The CU Leeds
School of Business released its 2016 Economic Forecast for Colorado last week,
and the report has a predictably upbeat tone to it. Record low unemployment, record high
population growth, record high home prices and record high per-capita income
are all in the forecast for next year, continuing Colorado’s emergence as one
of the country’s elite regional economies.
There is a
lot to sift through in a 133 page report, but when talking economics
my focus is always drawn to employment, income and migration.
Employment
looks great – according to Leeds, we have 2.46 million jobs in the state, and
that number is expected to increase by another 100,000 in 2016. Per capita personal income is also at a
record level, $48,869. The state picked
up over 101,000 new residents in 2015 and we are expected to grow by more than
95,000 in 2016. That’s crazy growth, and
it fuels unbelievable expansion and opportunity.
California
has now supplanted Texas as our top importer of new residents. In 2014, more than 24,000 Californians moved
to Colorado. Nearly 30,000 more came
this year, and next year the number may top 30,000 for the first time.
That’s
nearly 90,000 Californians in three years, a number equivalent to the
population of Boulder or nearly three times the population of Wheat Ridge. Californians now account for 30% of our
population growth.
Because of
my own California roots, this trend is one I’ve been paying close attention to
for many years. We left because it was
my belief that the value proposition of living in California at inflated
bubble-era prices simply wasn’t worth it anymore. Housing was too expensive, the public schools
in most areas were a wreck, traffic was a never-ending irritation and too much
of life was spent fighting to support a lifestyle that simply didn’t deliver
enough value.
Ironically,
the collapse of the housing bubble actually created a brief era of renewed-affordability (if you still had a job), but by 2011, home prices began surging
and the same issues began to surface again.
Today, with
California home prices back to their bubble-era peak, the middle class must
once again decide if marginal schools, ridiculous traffic, and endless urban
sprawl are worth a $4,000 per month mortgage payment and an occasional trip to
the beach.
Since
leaving 10 years ago, I’ve maintained that California is a great place to visit. It's a fine place to live
if you’re super rich or super poor. But
if you’re in the middle, the battle is real and the returns are diminishing.
It’s
Millennials and the middle class that are fleeing California in the largest
numbers.
Face it, if
you’re 25 years old, fresh out of college with $80,000 of student loans and
looking to stay in Southern California or the Bay Area, your options are
extremely limited. Pay $2,500 - $3,000
per month to rent an apartment, live with your parents, or find a partner and buy
a tiny little two bedroom ramschackle condo backing to the interstate.
For the same
money, your housing options in Colorado seem like utopia. Your job prospects are unbelievably bright here
as well. And while rush hour traffic on
I-25 has definitely worsened, it can’t hold a candle to twelve lanes of
gridlock at 5 o’clock on the 101.
I was
recently talking with a client about the impact of the California exodus on the Denver housing
market, and I put it this way. The
problem California has is that people can stay there and people can leave there…

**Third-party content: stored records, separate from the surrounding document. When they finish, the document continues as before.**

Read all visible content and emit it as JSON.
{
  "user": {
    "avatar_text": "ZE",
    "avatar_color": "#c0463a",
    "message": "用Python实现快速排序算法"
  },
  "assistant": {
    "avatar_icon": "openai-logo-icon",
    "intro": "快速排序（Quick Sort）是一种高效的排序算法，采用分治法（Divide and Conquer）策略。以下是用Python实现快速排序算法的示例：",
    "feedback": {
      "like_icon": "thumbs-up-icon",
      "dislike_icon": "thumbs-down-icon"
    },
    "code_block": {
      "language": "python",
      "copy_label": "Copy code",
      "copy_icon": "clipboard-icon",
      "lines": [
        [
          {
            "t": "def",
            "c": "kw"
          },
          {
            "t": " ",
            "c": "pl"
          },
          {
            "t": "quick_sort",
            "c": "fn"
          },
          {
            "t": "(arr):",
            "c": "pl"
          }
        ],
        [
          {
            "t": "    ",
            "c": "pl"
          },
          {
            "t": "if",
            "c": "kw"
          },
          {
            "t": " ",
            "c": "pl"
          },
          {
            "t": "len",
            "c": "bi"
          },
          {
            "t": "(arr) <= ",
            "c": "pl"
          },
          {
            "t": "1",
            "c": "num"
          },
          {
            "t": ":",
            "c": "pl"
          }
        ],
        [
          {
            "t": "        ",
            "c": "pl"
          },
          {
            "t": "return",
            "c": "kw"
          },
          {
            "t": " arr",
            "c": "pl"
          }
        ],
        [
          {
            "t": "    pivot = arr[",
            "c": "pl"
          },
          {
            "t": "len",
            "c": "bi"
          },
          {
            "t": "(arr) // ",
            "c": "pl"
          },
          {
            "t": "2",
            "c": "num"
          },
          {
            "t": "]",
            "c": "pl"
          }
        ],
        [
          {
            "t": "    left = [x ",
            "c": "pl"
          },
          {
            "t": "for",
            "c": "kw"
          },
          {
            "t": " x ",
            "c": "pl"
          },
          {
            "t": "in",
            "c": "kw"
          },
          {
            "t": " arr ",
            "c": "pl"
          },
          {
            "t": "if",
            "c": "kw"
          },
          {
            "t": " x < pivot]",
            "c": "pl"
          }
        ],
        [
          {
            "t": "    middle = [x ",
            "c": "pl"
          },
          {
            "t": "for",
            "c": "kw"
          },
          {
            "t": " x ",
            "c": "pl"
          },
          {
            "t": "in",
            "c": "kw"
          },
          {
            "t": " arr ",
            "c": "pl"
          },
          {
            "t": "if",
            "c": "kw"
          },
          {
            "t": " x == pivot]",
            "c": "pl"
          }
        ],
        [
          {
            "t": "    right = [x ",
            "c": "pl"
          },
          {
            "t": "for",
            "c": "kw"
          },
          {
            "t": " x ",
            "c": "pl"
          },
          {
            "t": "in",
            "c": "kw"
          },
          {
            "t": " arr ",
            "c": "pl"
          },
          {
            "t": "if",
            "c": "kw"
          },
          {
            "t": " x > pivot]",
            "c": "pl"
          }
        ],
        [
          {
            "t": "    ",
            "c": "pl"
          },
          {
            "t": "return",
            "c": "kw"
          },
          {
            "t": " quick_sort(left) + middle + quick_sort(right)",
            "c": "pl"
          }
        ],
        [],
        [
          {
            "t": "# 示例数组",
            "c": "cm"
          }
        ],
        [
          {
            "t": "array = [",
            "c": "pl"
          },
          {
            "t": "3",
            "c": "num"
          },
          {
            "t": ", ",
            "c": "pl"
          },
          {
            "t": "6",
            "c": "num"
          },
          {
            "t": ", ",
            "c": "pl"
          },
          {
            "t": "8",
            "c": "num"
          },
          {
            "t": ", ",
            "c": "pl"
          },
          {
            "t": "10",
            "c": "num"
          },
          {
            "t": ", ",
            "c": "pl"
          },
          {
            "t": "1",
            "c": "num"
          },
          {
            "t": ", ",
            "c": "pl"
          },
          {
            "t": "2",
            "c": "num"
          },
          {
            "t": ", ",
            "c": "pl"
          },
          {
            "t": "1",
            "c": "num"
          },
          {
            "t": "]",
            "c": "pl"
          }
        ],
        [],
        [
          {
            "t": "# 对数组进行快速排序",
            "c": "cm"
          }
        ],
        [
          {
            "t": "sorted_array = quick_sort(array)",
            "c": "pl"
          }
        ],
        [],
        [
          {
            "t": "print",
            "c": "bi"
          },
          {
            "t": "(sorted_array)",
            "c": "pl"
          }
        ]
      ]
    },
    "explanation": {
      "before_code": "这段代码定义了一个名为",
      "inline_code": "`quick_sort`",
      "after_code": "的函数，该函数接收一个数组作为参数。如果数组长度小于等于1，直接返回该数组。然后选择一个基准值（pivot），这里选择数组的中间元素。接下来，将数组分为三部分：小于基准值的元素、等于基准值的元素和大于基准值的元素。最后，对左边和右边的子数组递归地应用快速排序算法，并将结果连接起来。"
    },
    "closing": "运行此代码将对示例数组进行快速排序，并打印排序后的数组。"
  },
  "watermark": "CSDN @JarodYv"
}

but it’s darn near impossible for anyone to go there. California’s top two
export items are the iPhone and the middle class.
While I
still have many friends who remain behind, my desire to go back is zero.
Each morning,
when the sun rises up over the eastern plains and brilliant Colorado sunshine comes pouring into our home, I give thanks for the decision we made a decade ago. And with each spectacular sunset over the Rocky Mountains, my gratitude flares again.